In a previous life she had an experience where someone just wanted to copy the competitor. They convinced them that this was a bad idea by doing rapid ethnography. Analysis, brainstorming, etc. can lead to the transformation where people can see a new vision appropriate to the situation.

At Google often focus on rigor but also need to focus more on the softer skills. How do you influence teams, etc.

Q: What we all need is meeting facilitation skills. But to the question, many people find themselves at a point of success, they are managing teams, but should that group be centralized or out in the business units?

A: Now had experience with two or three rapidly growing companies. Early in the life, centralization is important. The team is smaller, it is cross-functional requiring different kinds of people with different skills who can share best practices and standards and methods over time. This prevents reinventing the wheel and leads to higher-end activities. At the same time, user experience is always better when tightly integrated.

V: So Google is really centralized. There is one way to right code. In the design group they are now working on style guides. How did this play out at Yahoo?

A: At Yahoo the matrix structure invested people in their products. Yahoo Sports tried to compete with ESPN, etc. and this fractured the organization. It was hard to focus central resources on a style guide. Getting 20% time on a style guide was really hard and the idea of a centralized tax was hard to push for. One style guide was the universal look and feel. Consistency without uniformity. Message Yahoo as a company without making the products the same. The second component was a design pattern library, a catalog of best practices for interaction design. Best way to do pagination or table design, etc. Parts of this are publicly available. The third part is the UI library, now YUI (and very useful), this allowed a more coherent experience.

Q: Changes in the hiring practices at Google. Are they connected to the presence of designers? Is that required for change?

A: The changes are very subtle. In UE team the point is clarifying expectations for people. And an interview process that gives the interviewer more certainty about their experience with the applicant. In the past interview scores were inconsistent based on whatever they happened to talk about. Now seeing more consistency .

V: Do people use design exercises? Engaging people in design exercises can be really handy if done well. Not just leaving them in a room but working with them to see what happens.

A: Also had a design exercise at Yahoo. Needed something that would allow people to express what they are about. It's hard to find where people are in the spectrum. If you can't get people who can do everything get people who compliment eachother and give them flexibility.

The design exercise isn't to see if they are good but to see what they are good at.

V: What about mentoring? There are lots of young people at Google. How do you approach that?

A: It is important to set aside time for this. In programming people talk about pair programming. What about pair designing? When this happens it is often in pockets. How do you get the spread around, to facilitate communication within the team? Need to be more open and forthcoming.

V: Office hours is great. Managers have office hours to get one on one time. Put designers in a room and tell people come in and get design questions answered.

A: Office hours is part of Google's culture.
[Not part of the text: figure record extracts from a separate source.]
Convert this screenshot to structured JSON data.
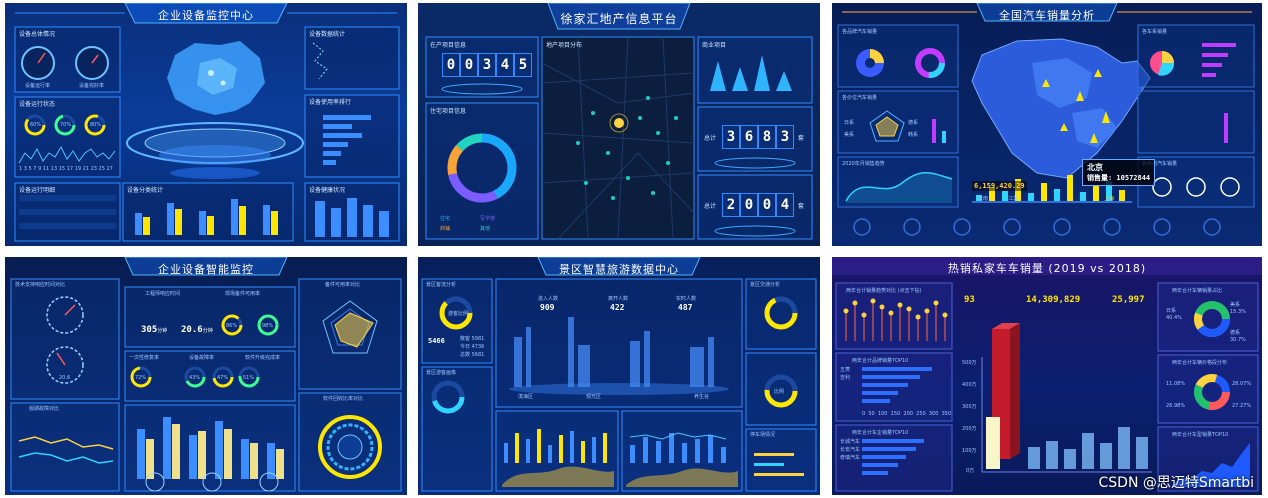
{
  "tile1": {
    "title": "企业设备监控中心",
    "gauge_labels": [
      "设备运行率",
      "设备完好率"
    ],
    "panel_titles": [
      "设备总体情况",
      "设备运行状态",
      "设备数据统计",
      "设备使用率排行",
      "设备运行明细",
      "设备分类统计",
      "设备健康状况"
    ],
    "ring_values": [
      "60%",
      "70%",
      "80%"
    ],
    "bar_values": [
      0.68,
      0.42,
      0.55,
      0.35,
      0.25,
      0.18
    ],
    "col_values": [
      0.55,
      0.8,
      0.6,
      0.9,
      0.75
    ],
    "col_labels": [
      "类别一",
      "类别二",
      "类别三",
      "类别四",
      "类别五"
    ],
    "axis_numbers": "1 3 5 7 9 11 13 15 17 19 21 23 25 27"
  },
  "tile2": {
    "title": "徐家汇地产信息平台",
    "left_panel_title": "在产项目信息",
    "counter1": [
      "0",
      "0",
      "3",
      "4",
      "5"
    ],
    "donut_panel_title": "住宅项目信息",
    "map_title": "地产项目分布",
    "right_panel_title": "商业项目",
    "counter2_label": "总计",
    "counter2": [
      "3",
      "6",
      "8",
      "3"
    ],
    "counter3_label": "总计",
    "counter3": [
      "2",
      "0",
      "0",
      "4"
    ],
    "counter_suffix": "套",
    "legend": [
      "住宅",
      "写字楼",
      "商铺",
      "其他"
    ]
  },
  "tile3": {
    "title": "全国汽车销量分析",
    "tooltip_city": "北京",
    "tooltip_value": "销售量: 10572844",
    "left_value": "6,159,420.29",
    "region_labels": [
      "华南",
      "江苏",
      "上海"
    ],
    "radar_labels": [
      "日系",
      "美系",
      "德系",
      "韩系"
    ],
    "panel_titles": [
      "各品牌汽车销量",
      "各价位汽车销量",
      "2020年月销售趋势",
      "各车系销量",
      "各级别汽车销量"
    ]
  },
  "tile4": {
    "title": "企业设备智能监控",
    "panel_titles": [
      "技术支持响应时间对比",
      "工程师响应时间",
      "现场备件可用率",
      "一次性修复率",
      "设备故障率",
      "软件升级完成率",
      "备件可用率对比",
      "版期故障对比",
      "软件回收比率对比"
    ],
    "stat1": "305",
    "stat2": "20.6",
    "stat_unit": "分钟",
    "ring_values": [
      "72%",
      "43%",
      "47%",
      "51%",
      "86%",
      "98%"
    ],
    "gauge_value": "20.6",
    "x_labels": [
      "1月",
      "2月",
      "3月",
      "4月",
      "5月",
      "6月"
    ]
  },
  "tile5": {
    "title": "景区智慧旅游数据中心",
    "kpi_labels": [
      "进入人数",
      "离开人数",
      "实时人数"
    ],
    "kpi_values": [
      "909",
      "422",
      "487"
    ],
    "left_big": "5466",
    "left_rows": [
      "散客 5981",
      "今日 4736",
      "总数 5681"
    ],
    "panel_titles": [
      "景区客流分析",
      "景区游客画像",
      "景区交通分析",
      "停车场情况"
    ],
    "city_labels": [
      "滨海区",
      "观光区",
      "养生谷"
    ],
    "ring_text": [
      "游客比例",
      "比例"
    ]
  },
  "tile6": {
    "title": "热销私家车车销量",
    "title_years": "(2019 vs 2018)",
    "kpi_values": [
      "93",
      "14,309,829",
      "25,997"
    ],
    "panel_titles": [
      "两年合计销量趋势对比 (点击下钻)",
      "两年合计品牌销量TOP10",
      "两年合计车企销量TOP10",
      "两年合计车辆销量占比",
      "两年合计车辆价格段分布",
      "两年合计车型销量TOP10"
    ],
    "brand_labels": [
      "五菱",
      "吉利",
      "长城汽车",
      "长安汽车",
      "奇瑞汽车"
    ],
    "y_ticks": [
      "500万",
      "400万",
      "300万",
      "200万",
      "100万",
      "0万"
    ],
    "axis_ticks": [
      "0",
      "50",
      "100",
      "150",
      "200",
      "250",
      "300",
      "350"
    ],
    "right_legend": [
      "日系",
      "美系",
      "德系",
      "国产",
      "其他"
    ],
    "pct_labels": [
      "40.4%",
      "15.3%",
      "30.7%",
      "11.08%",
      "28.07%",
      "26.98%",
      "27.27%"
    ]
  },
  "watermark": "CSDN @思迈特Smartbi"
}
It's hard to get used to a long line of people but its nice to have time blocked out.

V: Design office hours, accessibility office hours, etc. gives time for answering question.

A: Fix-its are great, where everyone drops everything to fix things. Also great is testing-on-the-toilet. When you go into bathrooms at Google you have toilets with warm seats and a screen with a video about unit-testing.
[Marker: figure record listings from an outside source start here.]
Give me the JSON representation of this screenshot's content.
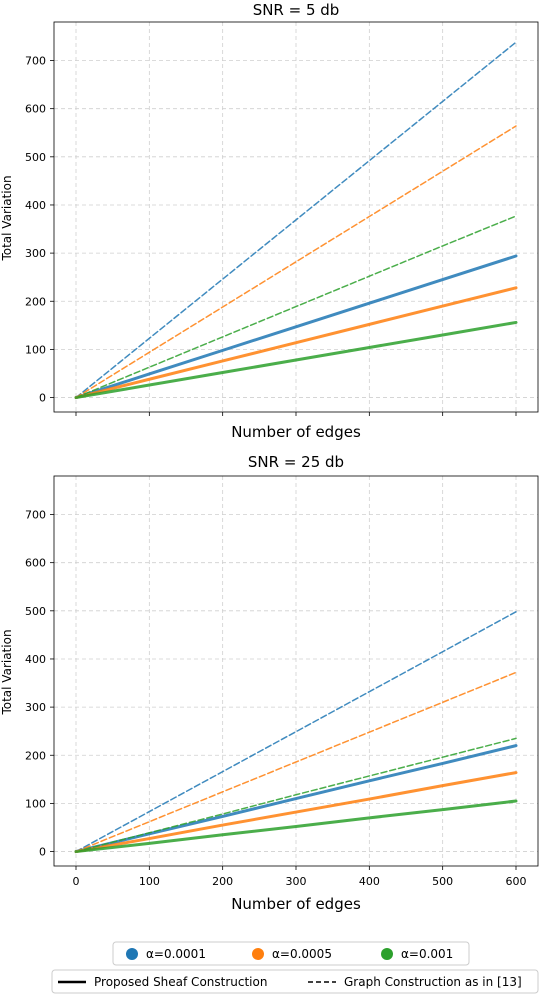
{
  "chart_data": [
    {
      "type": "line",
      "title": "SNR = 5 db",
      "xlabel": "Number of edges",
      "ylabel": "Total Variation",
      "xlim": [
        -30,
        630
      ],
      "ylim": [
        -30,
        780
      ],
      "xticks": [
        0,
        100,
        200,
        300,
        400,
        500,
        600
      ],
      "yticks": [
        0,
        100,
        200,
        300,
        400,
        500,
        600,
        700
      ],
      "show_xtick_labels": false,
      "grid": true,
      "series": [
        {
          "legend_key": "a1",
          "style": "proposed",
          "color": "#1f77b4",
          "x": [
            0,
            100,
            200,
            300,
            400,
            500,
            600
          ],
          "values": [
            0,
            49,
            98,
            147,
            196,
            245,
            294
          ]
        },
        {
          "legend_key": "a2",
          "style": "proposed",
          "color": "#ff7f0e",
          "x": [
            0,
            100,
            200,
            300,
            400,
            500,
            600
          ],
          "values": [
            0,
            38,
            76,
            114,
            152,
            190,
            228
          ]
        },
        {
          "legend_key": "a3",
          "style": "proposed",
          "color": "#2ca02c",
          "x": [
            0,
            100,
            200,
            300,
            400,
            500,
            600
          ],
          "values": [
            0,
            26,
            52,
            78,
            104,
            130,
            156
          ]
        },
        {
          "legend_key": "a1",
          "style": "graph",
          "color": "#1f77b4",
          "x": [
            0,
            100,
            200,
            300,
            400,
            500,
            600
          ],
          "values": [
            0,
            123,
            246,
            369,
            492,
            615,
            738
          ]
        },
        {
          "legend_key": "a2",
          "style": "graph",
          "color": "#ff7f0e",
          "x": [
            0,
            100,
            200,
            300,
            400,
            500,
            600
          ],
          "values": [
            0,
            94,
            188,
            282,
            376,
            470,
            564
          ]
        },
        {
          "legend_key": "a3",
          "style": "graph",
          "color": "#2ca02c",
          "x": [
            0,
            100,
            200,
            300,
            400,
            500,
            600
          ],
          "values": [
            0,
            63,
            126,
            189,
            252,
            315,
            377
          ]
        }
      ]
    },
    {
      "type": "line",
      "title": "SNR = 25 db",
      "xlabel": "Number of edges",
      "ylabel": "Total Variation",
      "xlim": [
        -30,
        630
      ],
      "ylim": [
        -30,
        780
      ],
      "xticks": [
        0,
        100,
        200,
        300,
        400,
        500,
        600
      ],
      "yticks": [
        0,
        100,
        200,
        300,
        400,
        500,
        600,
        700
      ],
      "show_xtick_labels": true,
      "grid": true,
      "series": [
        {
          "legend_key": "a1",
          "style": "proposed",
          "color": "#1f77b4",
          "x": [
            0,
            100,
            200,
            300,
            400,
            500,
            600
          ],
          "values": [
            0,
            37,
            73,
            110,
            147,
            183,
            220
          ]
        },
        {
          "legend_key": "a2",
          "style": "proposed",
          "color": "#ff7f0e",
          "x": [
            0,
            100,
            200,
            300,
            400,
            500,
            600
          ],
          "values": [
            0,
            27,
            55,
            82,
            109,
            137,
            164
          ]
        },
        {
          "legend_key": "a3",
          "style": "proposed",
          "color": "#2ca02c",
          "x": [
            0,
            100,
            200,
            300,
            400,
            500,
            600
          ],
          "values": [
            0,
            17,
            35,
            52,
            70,
            87,
            105
          ]
        },
        {
          "legend_key": "a1",
          "style": "graph",
          "color": "#1f77b4",
          "x": [
            0,
            100,
            200,
            300,
            400,
            500,
            600
          ],
          "values": [
            0,
            83,
            166,
            249,
            332,
            415,
            498
          ]
        },
        {
          "legend_key": "a2",
          "style": "graph",
          "color": "#ff7f0e",
          "x": [
            0,
            100,
            200,
            300,
            400,
            500,
            600
          ],
          "values": [
            0,
            62,
            124,
            186,
            248,
            310,
            372
          ]
        },
        {
          "legend_key": "a3",
          "style": "graph",
          "color": "#2ca02c",
          "x": [
            0,
            100,
            200,
            300,
            400,
            500,
            600
          ],
          "values": [
            0,
            39,
            78,
            118,
            157,
            196,
            235
          ]
        }
      ]
    }
  ],
  "legend": {
    "placement": "bottom",
    "colors": [
      {
        "key": "a1",
        "label": "α=0.0001",
        "color": "#1f77b4"
      },
      {
        "key": "a2",
        "label": "α=0.0005",
        "color": "#ff7f0e"
      },
      {
        "key": "a3",
        "label": "α=0.001",
        "color": "#2ca02c"
      }
    ],
    "styles": [
      {
        "key": "proposed",
        "label": "Proposed Sheaf Construction",
        "dash": "solid"
      },
      {
        "key": "graph",
        "label": "Graph Construction as in [13]",
        "dash": "dashed"
      }
    ]
  }
}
Q: What about cross-platform consistency? As you go to mobile, etc. how important is consistency.

A: There is consistency in look-and-feel and consistency in interaction. Not everything needs to look the same everywhere but it is important to find the elements that communicate things as a family.

V: That's a point about the difference between mobile and web. A spreadsheet on the phone is different. What am I doing with a spreadsheet on my phone?